Dec 01, 2016 11:09 AM IST IST | Source: Moneycontrol.com

COMMENT: 5 reasons why NPAs may not come down anytime soon

Total NPAs now stand at Rs 6,30,323 crore as compared to Rs 5,50,346 crore in June 2016. Why the number is a serious issue can be judged from the fact that it is well above the net worth of public sector banks, which stood at Rs 4,91,706.2 crore in March 2016.

Shishir Asthana
Moneycontrol Research

New non-performing assets (NPA) of banks are being added at a faster pace than older ones are being written off or restructured. According to media reports nearly Rs 80,000 crore of gross NPAs were added to the books of public sector banks over the September-ending quarter as compared to Rs 59,547 crore of loans written off by public sector bank in the entire previous fiscal.

Total NPAs now stand at Rs 6,30,323 crore as compared to Rs 5,50,346 crore in June 2016. Why the number is a serious issue can be judged from the fact that it is well above the net worth of public sector banks, which stood at Rs 4,91,706.2 crore in March 2016.

Worst still is the fact that there is no immediate solution to the NPA problem. In a written reply to the Rajya Sabha, Minister of State for Finance Santosh Kumar Gangwar said that the government had taken sector-specific measures (for infrastructure, power, road, textiles, steel etc.) where the incidence of NPAs was high.

The government has introduced an amendment to the Securitisation and Reconstruction of Financial Assets, Insolvency and Bankruptcy Code (IBC) and the Recovery of Debt due to Banks and Financial Institutions (RDDBFI) Act in the hope that the NPA issue will be resolved fast.

However, when it comes to implementation, there are serious issues on the ground which have kept NPA levels high.

Here are five reasons why NPAs are unlikely to come down anytime soon.

Ticket size: The structure of NPAs is acting as a hindrance this time around. Unlike in the past where NPAs were largely in the small and medium enterprises, this time, conglomerates are affected. Broking firm Religare held a conference on Navigating India’s NPA crisis that highlighted the reason behind the increasing NPAs. As against most of the toxic assets being in the range of Rs 100 crore to Rs 1,000 crore, this time around the NPAs are in capital-intensive companies with loan ticket sizes upward of Rs 5,000 crore.

Reluctant banks: The loan ticket size results in hesitation on the part of banks to recognise them. A large part of the blame for the mountain of NPAs falls on the public sector banks’ doors. They adopted a wait and watch policy and recognised toxic assets three years too late. A Religare report says that banks have been funding stressed corporates to service interest and tried to brush the problem under the carpet.

Living on a prayer: Even after failing to try to wish away the problem, banks have not been able to aggressively sell stressed assets.
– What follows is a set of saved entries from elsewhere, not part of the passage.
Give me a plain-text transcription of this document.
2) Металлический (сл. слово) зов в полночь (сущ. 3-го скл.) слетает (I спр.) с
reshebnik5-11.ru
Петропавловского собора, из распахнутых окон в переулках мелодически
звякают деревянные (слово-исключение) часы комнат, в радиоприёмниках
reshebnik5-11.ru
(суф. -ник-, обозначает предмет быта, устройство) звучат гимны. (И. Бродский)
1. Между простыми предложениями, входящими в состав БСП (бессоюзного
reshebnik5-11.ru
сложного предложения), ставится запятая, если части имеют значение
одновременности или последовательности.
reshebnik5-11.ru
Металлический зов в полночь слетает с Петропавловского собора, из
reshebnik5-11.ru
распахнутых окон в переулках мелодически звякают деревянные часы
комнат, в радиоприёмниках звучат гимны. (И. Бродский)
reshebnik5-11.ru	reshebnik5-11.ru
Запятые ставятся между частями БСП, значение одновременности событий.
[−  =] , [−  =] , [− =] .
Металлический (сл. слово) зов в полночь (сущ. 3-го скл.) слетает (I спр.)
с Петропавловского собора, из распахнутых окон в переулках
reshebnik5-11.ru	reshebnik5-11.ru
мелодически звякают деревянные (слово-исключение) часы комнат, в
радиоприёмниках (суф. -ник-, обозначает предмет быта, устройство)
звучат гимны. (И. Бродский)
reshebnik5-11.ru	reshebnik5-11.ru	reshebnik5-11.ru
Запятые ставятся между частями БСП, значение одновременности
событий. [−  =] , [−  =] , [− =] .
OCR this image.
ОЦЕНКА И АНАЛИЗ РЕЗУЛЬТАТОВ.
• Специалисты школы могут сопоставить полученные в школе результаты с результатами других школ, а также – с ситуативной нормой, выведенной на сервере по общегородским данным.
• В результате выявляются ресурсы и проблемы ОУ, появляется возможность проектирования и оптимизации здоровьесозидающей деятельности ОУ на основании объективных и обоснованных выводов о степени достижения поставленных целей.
As one of the speakers at a Religare conference said, one needs to sell an asset when it is sick and not when it is dead. Deals are not materialising as all the stakeholders are not on the same page. Banks are not willing to take large haircuts.

Ineffective reconstruction companies: Asset Reconstruction Companies (ARCs) have largely been unsuccessful in managing the issue despite the huge pile of NPAs. ARCs prefer to buy small to midsize companies with debt below Rs 1,000 crore. The bigger NPAs have few takers. Further, ARCs like to pick up a company which has missed a couple of debt repayments rather than when they are shut and require fresh fund infusion. Even on the smaller ones, negotiations have not moved far as banks dominate the pricing-related decisions.
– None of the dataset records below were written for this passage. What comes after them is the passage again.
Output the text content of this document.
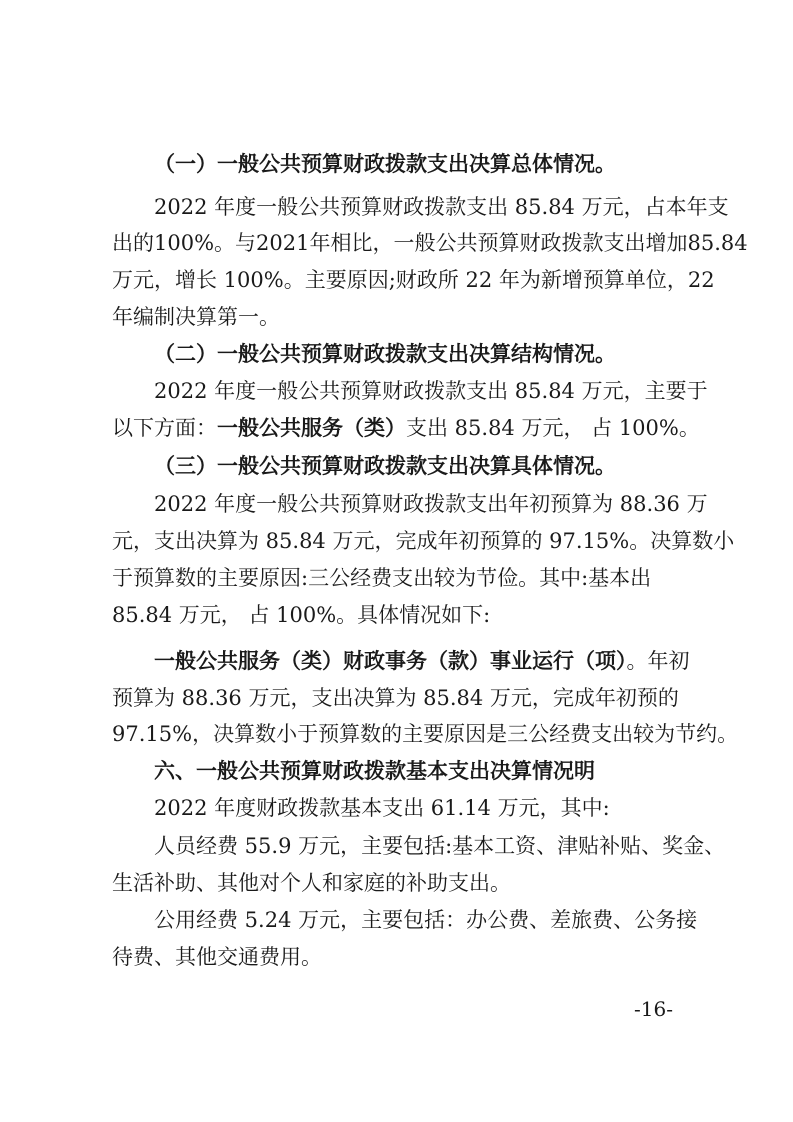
（一）一般公共预算财政拨款支出决算总体情况。
2022 年度一般公共预算财政拨款支出 85.84 万元，占本年支
出的100%。与2021年相比，一般公共预算财政拨款支出增加85.84
万元，增长 100%。主要原因;财政所 22 年为新增预算单位，22
年编制决算第一。
（二）一般公共预算财政拨款支出决算结构情况。
2022 年度一般公共预算财政拨款支出 85.84 万元，主要于
以下方面：一般公共服务（类）支出 85.84 万元， 占 100%。
（三）一般公共预算财政拨款支出决算具体情况。
2022 年度一般公共预算财政拨款支出年初预算为 88.36 万
元，支出决算为 85.84 万元，完成年初预算的 97.15%。决算数小
于预算数的主要原因:三公经费支出较为节俭。其中:基本出
85.84 万元， 占 100%。具体情况如下:
一般公共服务（类）财政事务（款）事业运行（项）。年初
预算为 88.36 万元，支出决算为 85.84 万元，完成年初预的
97.15%，决算数小于预算数的主要原因是三公经费支出较为节约。
六、一般公共预算财政拨款基本支出决算情况明
2022 年度财政拨款基本支出 61.14 万元，其中:
人员经费 55.9 万元，主要包括:基本工资、津贴补贴、奖金、
生活补助、其他对个人和家庭的补助支出。
公用经费 5.24 万元，主要包括：办公费、差旅费、公务接
待费、其他交通费用。
-16-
Lack of ownership: Public sector banks seem to lack a sense of ownership and hence are not taking the initiative to strike deals, says the report. Though many promoters are forthcoming to resolve their trouble, largely on account of succession issues — handing over unhealthy businesses to the next generation — deal are not closing. The success rate in private banks is higher.

Unless banks are able to resolve the NPA crisis they would be reluctant to issue fresh loans or reduce interest rates. Benefits of demonetisation will be subdued unless banks pass them on to the rest of the economy.